Post-Doctoral Fellow and Resident, Queen's University, Kingston ON Canada

2019

  • Canadian Association of Physical Medicine and Rehabilitation Paper of the Year

2016

  • Division of Physical Medicine and Rehabilitation AARP Administration Award
  • Canadian Association of Physical Medicine and Rehabilitation Paper of the Year

2014 

  • Teaching Excellence Award
  • 8th Canadian Comprehensive Review Course in Physical Medicine and Rehabilitation

2012  

  • Division of Physical Medicine and Rehabilitation AARP Excellence Award

2010  

  • The John Latter Award for Resident Teaching in Physical Medicine and Rehabilitation

2008  

  • Heart and Stroke Foundation of Alberta, NWT, and Nunavut Investigatorship in Stroke Rehabilitation Research

2003

  • The Dr. John Agnos Memorial Award in Diagnostic Radiology

Research Interests

My core research involves better understanding and facilitating neural recovery and rehabilitation in humans. A key focus has been developing robotic assessment and rehabilitation tools for use in stroke. We are also involved with research in traumatic brain injury and spinal cord injury. In addition to our work in robotics, we have a number of studies that integrate non-invasive brain stimulation (NIBS) and neuroimaging. These two techniques help us to better understand how the brain works and NIBS may be helpful in restoring lost brain function. Recently we have started some work in virtual reality.

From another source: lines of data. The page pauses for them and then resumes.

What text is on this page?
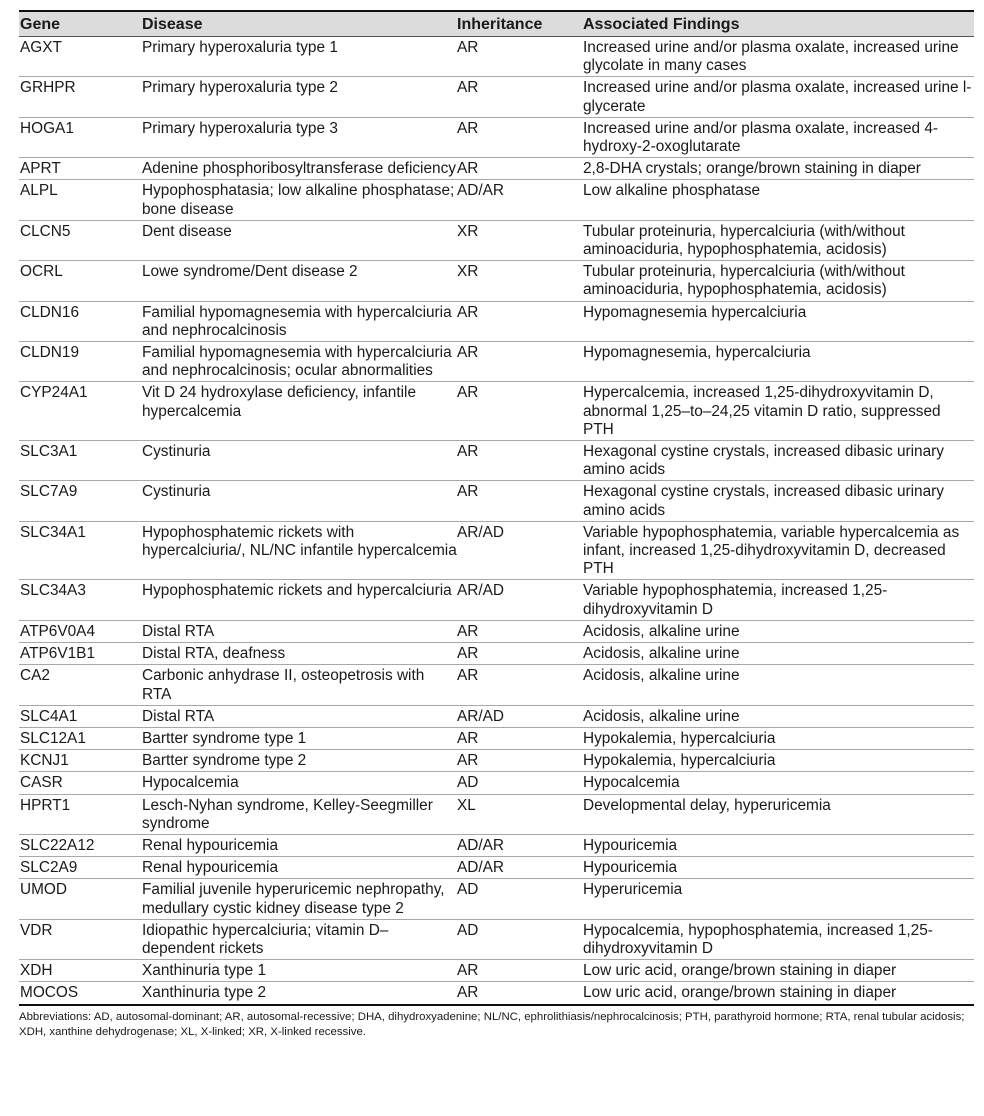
Gene	Disease	Inheritance	Associated Findings
AGXT	Primary hyperoxaluria type 1	AR	Increased urine and/or plasma oxalate, increased urine glycolate in many cases
GRHPR	Primary hyperoxaluria type 2	AR	Increased urine and/or plasma oxalate, increased urine l-glycerate
HOGA1	Primary hyperoxaluria type 3	AR	Increased urine and/or plasma oxalate, increased 4-hydroxy-2-oxoglutarate
APRT	Adenine phosphoribosyltransferase deficiency	AR	2,8-DHA crystals; orange/brown staining in diaper
ALPL	Hypophosphatasia; low alkaline phosphatase; bone disease	AD/AR	Low alkaline phosphatase
CLCN5	Dent disease	XR	Tubular proteinuria, hypercalciuria (with/without aminoaciduria, hypophosphatemia, acidosis)
OCRL	Lowe syndrome/Dent disease 2	XR	Tubular proteinuria, hypercalciuria (with/without aminoaciduria, hypophosphatemia, acidosis)
CLDN16	Familial hypomagnesemia with hypercalciuria and nephrocalcinosis	AR	Hypomagnesemia hypercalciuria
CLDN19	Familial hypomagnesemia with hypercalciuria and nephrocalcinosis; ocular abnormalities	AR	Hypomagnesemia, hypercalciuria
CYP24A1	Vit D 24 hydroxylase deficiency, infantile hypercalcemia	AR	Hypercalcemia, increased 1,25-dihydroxyvitamin D, abnormal 1,25–to–24,25 vitamin D ratio, suppressed PTH
SLC3A1	Cystinuria	AR	Hexagonal cystine crystals, increased dibasic urinary amino acids
SLC7A9	Cystinuria	AR	Hexagonal cystine crystals, increased dibasic urinary amino acids
SLC34A1	Hypophosphatemic rickets with hypercalciuria/, NL/NC infantile hypercalcemia	AR/AD	Variable hypophosphatemia, variable hypercalcemia as infant, increased 1,25-dihydroxyvitamin D, decreased PTH
SLC34A3	Hypophosphatemic rickets and hypercalciuria	AR/AD	Variable hypophosphatemia, increased 1,25-dihydroxyvitamin D
ATP6V0A4	Distal RTA	AR	Acidosis, alkaline urine
ATP6V1B1	Distal RTA, deafness	AR	Acidosis, alkaline urine
CA2	Carbonic anhydrase II, osteopetrosis with RTA	AR	Acidosis, alkaline urine
SLC4A1	Distal RTA	AR/AD	Acidosis, alkaline urine
SLC12A1	Bartter syndrome type 1	AR	Hypokalemia, hypercalciuria
KCNJ1	Bartter syndrome type 2	AR	Hypokalemia, hypercalciuria
CASR	Hypocalcemia	AD	Hypocalcemia
HPRT1	Lesch-Nyhan syndrome, Kelley-Seegmiller syndrome	XL	Developmental delay, hyperuricemia
SLC22A12	Renal hypouricemia	AD/AR	Hypouricemia
SLC2A9	Renal hypouricemia	AD/AR	Hypouricemia
UMOD	Familial juvenile hyperuricemic nephropathy, medullary cystic kidney disease type 2	AD	Hyperuricemia
VDR	Idiopathic hypercalciuria; vitamin D–dependent rickets	AD	Hypocalcemia, hypophosphatemia, increased 1,25-dihydroxyvitamin D
XDH	Xanthinuria type 1	AR	Low uric acid, orange/brown staining in diaper
MOCOS	Xanthinuria type 2	AR	Low uric acid, orange/brown staining in diaper
Abbreviations: AD, autosomal-dominant; AR, autosomal-recessive; DHA, dihydroxyadenine; NL/NC, ephrolithiasis/nephrocalcinosis; PTH, parathyroid hormone; RTA, renal tubular acidosis; XDH, xanthine dehydrogenase; XL, X-linked; XR, X-linked recessive.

Our research spans fundamental neuroscience questions to larger randomized clinical trials in the hopes that we can improve the lives of those who require neurorehabilitation. 

I am currently Medical Director for Stroke Rehabilitation in the Calgary Stroke Program and the Research Director for the Division of Physical Medicine and Rehabilitation’s resident training program, where I work with our residents to ensure a solid foundation in research methods.